İskitlerin köy ve kasaba oturanlarının çiftçilik, sanat ve ticaretle uğraştıklarını biliyoruz. İskitler Orta Asya kervan yolunun batı bölgesinde bulunduklarından doğu ticareti ile de uğraşırlardı. Karadeniz bölgesinde ise daha ziyade Yunanlılarla alışveriş yaparlardı. Bu yüzdendir ki Yunanlılar İskit sanatından çok faydalanmışlardı.
Daryüs ve İskitler:
İran hükümdarlarından I.Daryüs çok kalabalık ve kuvvetli bir ordu ile Trakya ve Tuna yolu üzerinden İskitlere saldırdı. İskit kıralı bu ordu karşısında çete savaşları yaparak geriledi. Böylece İran ordusunu içerilere çekerek yıprattı. Daryüs, Karadenizin kuzeyindeki geniş alanları aşarak İskitlerle kesin bir savaşa girişmek istedi. İskit kıralının bir elçi göndererek ya savaşa girişmesini veya eğemenliğini kabul etmesini bildirdi. İskit kıralı gönderdiği cevapta:
"Ey İranlı, senden korkum yoktur.

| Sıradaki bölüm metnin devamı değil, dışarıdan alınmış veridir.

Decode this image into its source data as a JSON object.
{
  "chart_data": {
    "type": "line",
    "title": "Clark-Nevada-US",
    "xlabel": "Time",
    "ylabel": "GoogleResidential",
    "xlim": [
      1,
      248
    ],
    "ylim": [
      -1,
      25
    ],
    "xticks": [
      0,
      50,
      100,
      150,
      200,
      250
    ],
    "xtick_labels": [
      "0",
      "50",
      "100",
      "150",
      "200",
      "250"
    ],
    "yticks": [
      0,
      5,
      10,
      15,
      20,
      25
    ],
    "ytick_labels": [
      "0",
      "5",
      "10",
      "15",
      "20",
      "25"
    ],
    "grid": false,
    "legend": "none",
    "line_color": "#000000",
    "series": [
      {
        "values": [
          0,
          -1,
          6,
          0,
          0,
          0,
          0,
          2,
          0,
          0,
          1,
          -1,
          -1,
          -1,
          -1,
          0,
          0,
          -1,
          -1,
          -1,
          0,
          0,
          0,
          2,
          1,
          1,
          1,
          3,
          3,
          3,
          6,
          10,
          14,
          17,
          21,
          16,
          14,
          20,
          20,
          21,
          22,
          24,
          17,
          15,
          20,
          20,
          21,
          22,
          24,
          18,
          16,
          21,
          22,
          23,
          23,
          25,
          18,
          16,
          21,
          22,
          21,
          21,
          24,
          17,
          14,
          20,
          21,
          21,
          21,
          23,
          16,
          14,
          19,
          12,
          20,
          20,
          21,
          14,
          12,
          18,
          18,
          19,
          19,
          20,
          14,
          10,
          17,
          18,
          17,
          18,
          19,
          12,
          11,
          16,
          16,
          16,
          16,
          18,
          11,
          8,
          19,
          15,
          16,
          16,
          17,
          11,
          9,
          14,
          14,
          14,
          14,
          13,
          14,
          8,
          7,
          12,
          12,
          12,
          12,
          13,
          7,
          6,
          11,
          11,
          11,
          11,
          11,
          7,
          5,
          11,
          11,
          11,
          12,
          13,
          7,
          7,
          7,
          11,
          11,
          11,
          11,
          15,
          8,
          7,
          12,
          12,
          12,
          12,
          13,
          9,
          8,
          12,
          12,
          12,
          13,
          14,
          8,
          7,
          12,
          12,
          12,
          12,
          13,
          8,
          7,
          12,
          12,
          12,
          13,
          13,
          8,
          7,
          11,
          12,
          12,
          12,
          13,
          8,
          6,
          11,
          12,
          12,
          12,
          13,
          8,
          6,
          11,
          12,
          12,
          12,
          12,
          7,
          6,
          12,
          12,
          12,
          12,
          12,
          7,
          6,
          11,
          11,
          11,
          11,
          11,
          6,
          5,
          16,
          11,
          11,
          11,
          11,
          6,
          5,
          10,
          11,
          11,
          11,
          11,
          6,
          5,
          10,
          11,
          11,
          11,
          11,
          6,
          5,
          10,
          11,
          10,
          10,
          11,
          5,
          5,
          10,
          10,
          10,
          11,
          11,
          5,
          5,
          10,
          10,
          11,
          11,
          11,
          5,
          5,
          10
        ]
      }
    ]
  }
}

Biz ne zaman istersek ovakit savaşa girişiriz. Eğer savaş yapılmasını istiyorsan atalarımızın mezarlarını bul; onlara el dokundur. O zaman savaş yapıp yapmıyacağımızı görürsün. Dilediğin toprak ve suyu göndermiyorum. Yakında sana layık olan hediyeleri göndereceğim" demiştir.
İskit kıralının bir elçi ile gönderdiği hediyeler bir kuş, bir fare, bir kurbağa ve beş oktan ibaretti. İranlılar bunların anlamını sordular. Elçi, hediyeleri getirmekten başka görevi olmadığını, İranlıların akılları varsa bunların manasını çıkarabileceklerini söyledi. Nihayet kahinler bunların manasını çözdüler:
"Ey İranlılari kuşlar gibi havalarda uçsanızi fareler gibi delikten deliğe kaçsanız, kurbağalar gibi suyun altında saklansanız, yine canınızı, gönderdiğim oklardan kurtaramazsınız" demekti.
Daryüs'ün ordusu açlık, susuzluk ve hastalıktan binlerce insan kaybı vererek zorlukla geri dönebildi.
(Heredot Tarihinden)
Sorular:
1- İskitler nerede otururlardı?
2- İskitler hangi milletlerle ilgilenmişlerdir? Bunların sonu ne olmuştur?
3- İskitler nasıl yaşarlardı?
4- İskitlerin dini hakkında neler bilirsiniz?
5- İskitlerin sana ve ticaretleri hakkında neler bilirsiniz?